Dalam melaksanakan upacara Pewiwahan (Manusa Yadnya), ada digunakan daun dadap beserta batangnya yang terdiri dari dua cabang dan masing-masing cabang diikat dengan benang, diisi dengan uang kepeng berjumlah sebelas, diisi dengan kwangen, kemudian ditancapkan agak berjauhan, lain kedua mempelai melangkahi dan diinjak hingga putus benang putihnya, ini disebut dengan “Pepegatan”. Upacara ini biasanya dilakukan di halaman depan pintu masuk rumah atau lebuh yang juga merupakan rangkaian upacara mekala-kala. Pepegatan bermakna melepaskan masa brahmacari atau masa remaja menuju masa Grahasta atau berumah tangga. Sedangkan mekala-kala bermakna untuk menghilangkan keletehan atau kekotoran dari kedua mempelai, agar dapat membina bahtera kehidupan berumah tangga yang baik dan sejahtera. Pada Banten Penyeneng kita jumpai penggunaan daun dadap yang disebut “Tepung Tawar”. Sarana ini terbuat dari daun dadap, kunyit dan beras yang telah ditumbuk (tidak terlalu halus) dan ditaruh pada sebuah kojong yang merupakan sarana kelengkapan Banten Penyeneng. Makna tepung tawar adalah untuk pesucian diri dan terbebas dari kekotoran.

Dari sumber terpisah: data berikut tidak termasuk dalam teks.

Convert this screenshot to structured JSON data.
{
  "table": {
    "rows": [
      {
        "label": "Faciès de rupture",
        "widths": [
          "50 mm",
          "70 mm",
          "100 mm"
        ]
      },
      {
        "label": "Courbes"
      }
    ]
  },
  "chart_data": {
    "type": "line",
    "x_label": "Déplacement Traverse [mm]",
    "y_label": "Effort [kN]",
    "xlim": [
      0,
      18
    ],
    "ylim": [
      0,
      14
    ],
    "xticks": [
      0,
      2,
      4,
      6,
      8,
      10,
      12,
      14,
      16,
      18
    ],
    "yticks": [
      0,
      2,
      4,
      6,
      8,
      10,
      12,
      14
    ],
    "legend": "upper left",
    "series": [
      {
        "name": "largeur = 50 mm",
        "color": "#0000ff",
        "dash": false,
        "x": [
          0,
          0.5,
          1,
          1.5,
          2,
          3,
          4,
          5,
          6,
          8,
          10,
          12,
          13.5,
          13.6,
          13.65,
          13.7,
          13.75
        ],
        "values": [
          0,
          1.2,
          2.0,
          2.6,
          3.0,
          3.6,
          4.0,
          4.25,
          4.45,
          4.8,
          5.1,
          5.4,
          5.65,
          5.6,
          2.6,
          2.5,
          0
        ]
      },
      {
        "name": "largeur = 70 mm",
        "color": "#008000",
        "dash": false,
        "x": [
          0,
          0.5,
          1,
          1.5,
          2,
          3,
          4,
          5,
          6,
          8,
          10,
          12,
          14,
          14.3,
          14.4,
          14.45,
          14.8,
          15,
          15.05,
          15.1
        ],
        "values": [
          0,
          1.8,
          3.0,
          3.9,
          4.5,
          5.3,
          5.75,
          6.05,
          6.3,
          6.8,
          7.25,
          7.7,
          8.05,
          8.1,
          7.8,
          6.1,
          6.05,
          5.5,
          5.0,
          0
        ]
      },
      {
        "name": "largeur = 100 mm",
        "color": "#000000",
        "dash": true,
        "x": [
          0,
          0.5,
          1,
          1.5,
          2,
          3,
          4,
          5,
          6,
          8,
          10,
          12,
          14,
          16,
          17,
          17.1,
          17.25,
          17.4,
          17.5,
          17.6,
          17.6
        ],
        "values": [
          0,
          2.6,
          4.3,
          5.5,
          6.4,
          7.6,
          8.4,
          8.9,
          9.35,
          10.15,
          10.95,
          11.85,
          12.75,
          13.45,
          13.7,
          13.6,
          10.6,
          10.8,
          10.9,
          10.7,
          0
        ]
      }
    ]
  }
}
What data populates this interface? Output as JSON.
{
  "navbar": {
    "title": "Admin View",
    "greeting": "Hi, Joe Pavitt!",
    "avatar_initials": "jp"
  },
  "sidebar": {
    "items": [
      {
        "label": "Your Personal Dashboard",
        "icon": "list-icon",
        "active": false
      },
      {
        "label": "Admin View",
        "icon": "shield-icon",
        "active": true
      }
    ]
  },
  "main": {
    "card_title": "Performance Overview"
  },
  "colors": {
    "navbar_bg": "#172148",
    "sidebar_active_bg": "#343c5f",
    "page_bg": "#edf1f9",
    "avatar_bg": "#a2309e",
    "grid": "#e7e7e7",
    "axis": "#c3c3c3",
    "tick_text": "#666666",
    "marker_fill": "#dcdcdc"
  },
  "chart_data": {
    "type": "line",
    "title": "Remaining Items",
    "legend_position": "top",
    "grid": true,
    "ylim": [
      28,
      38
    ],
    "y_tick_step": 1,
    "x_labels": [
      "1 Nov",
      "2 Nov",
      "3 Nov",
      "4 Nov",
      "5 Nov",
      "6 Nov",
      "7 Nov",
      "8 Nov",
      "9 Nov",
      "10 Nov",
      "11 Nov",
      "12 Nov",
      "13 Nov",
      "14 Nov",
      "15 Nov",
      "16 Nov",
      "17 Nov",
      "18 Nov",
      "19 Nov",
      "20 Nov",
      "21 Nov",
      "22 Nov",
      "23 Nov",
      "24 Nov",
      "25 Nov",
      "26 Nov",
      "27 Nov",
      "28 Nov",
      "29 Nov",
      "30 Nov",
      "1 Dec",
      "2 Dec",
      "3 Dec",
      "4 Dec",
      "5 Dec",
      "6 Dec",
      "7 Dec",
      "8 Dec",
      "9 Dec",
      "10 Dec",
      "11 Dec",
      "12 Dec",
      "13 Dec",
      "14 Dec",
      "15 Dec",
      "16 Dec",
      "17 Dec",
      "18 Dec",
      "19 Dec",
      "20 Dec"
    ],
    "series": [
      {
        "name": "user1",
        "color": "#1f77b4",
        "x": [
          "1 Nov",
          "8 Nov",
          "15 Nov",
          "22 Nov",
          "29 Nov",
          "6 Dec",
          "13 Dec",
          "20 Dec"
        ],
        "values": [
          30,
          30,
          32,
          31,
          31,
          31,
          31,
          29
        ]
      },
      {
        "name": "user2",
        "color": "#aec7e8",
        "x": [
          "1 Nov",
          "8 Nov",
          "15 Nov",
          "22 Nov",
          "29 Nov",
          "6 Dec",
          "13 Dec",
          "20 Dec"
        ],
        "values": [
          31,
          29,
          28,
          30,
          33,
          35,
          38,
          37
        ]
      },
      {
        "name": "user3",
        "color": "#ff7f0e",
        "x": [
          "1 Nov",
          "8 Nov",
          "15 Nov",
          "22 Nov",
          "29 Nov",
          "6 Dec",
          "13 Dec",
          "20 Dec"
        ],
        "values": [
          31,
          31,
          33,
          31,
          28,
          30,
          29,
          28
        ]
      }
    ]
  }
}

Daun yang lainnya banyak digunakan sebagai sarana upacara agama, seperti daun kelapa muda (janur) dan daun enau (ron). Kedua jenis daun ini biasanya digunakan untuk membuat alas banten/taledan kojong/tangkih, tamas (alas banten yang bentuknya bulat), membuat canang, seperti: canang Ganten, Canang Lengawangi/Buratwangi, Canang Sari, Canang Gantal, dan jenis canang yang lainnya, membuat Lamak, membuat Cenigan, membuat Sampyan, membuat Tamyang, dan jenis upakara yang lainnya. Dalam penggunaan jenis daun janur dan daun enau ini biasanya dikerjakan oleh para wanita/para ibu anak diwujudkan menjadi jenis upakara atau bebanten yang diinginkan, dengan melakukan tetuwasan atau reringgitan sedemikian rupa yang mengandung nilai seni, indah, dan nilai spiritual. Dari segi penggunaannya sebagai sarana Yadnya tersebut di atas, daun janur dan daun enau bermakna kesucian dalam berYadnya.
Sedangkan reringgitan/tetuwasanpada banten bermakna atau menggambarkan tentang kelanggengan serta kesungguhan hati.
Kemudian dalam banten Mabyakala/Mabyakaon dijumpai adanya penggunaan Lis serangkaian dengan upacara dalam Panca Yadnya. Lis ini terbuat dari daun janur, daun andong merah, daun kayu tulak, daun kayu sirih, daun dadap, serta perlengkapan yang lainnya sesuai dengan desa, kala, patra. Lis digunakan untuk mencipratkan atau memercikkan tirtha atau air suci. Lis memiliki makna untuk sarana penyucian diri guna menjauhkan kekuatan negatif yang mengganggu manusia dan tentunya mendapatkan kekuatan dan kesucian lahir dan batin. Dalam tingkatan upacara yang lebih besar biasanya digunakan Lis Ageng/Lis Gede. Sedangkan dalam upacara biasa/kecil digunakan Lis Alit atau Lis Padma.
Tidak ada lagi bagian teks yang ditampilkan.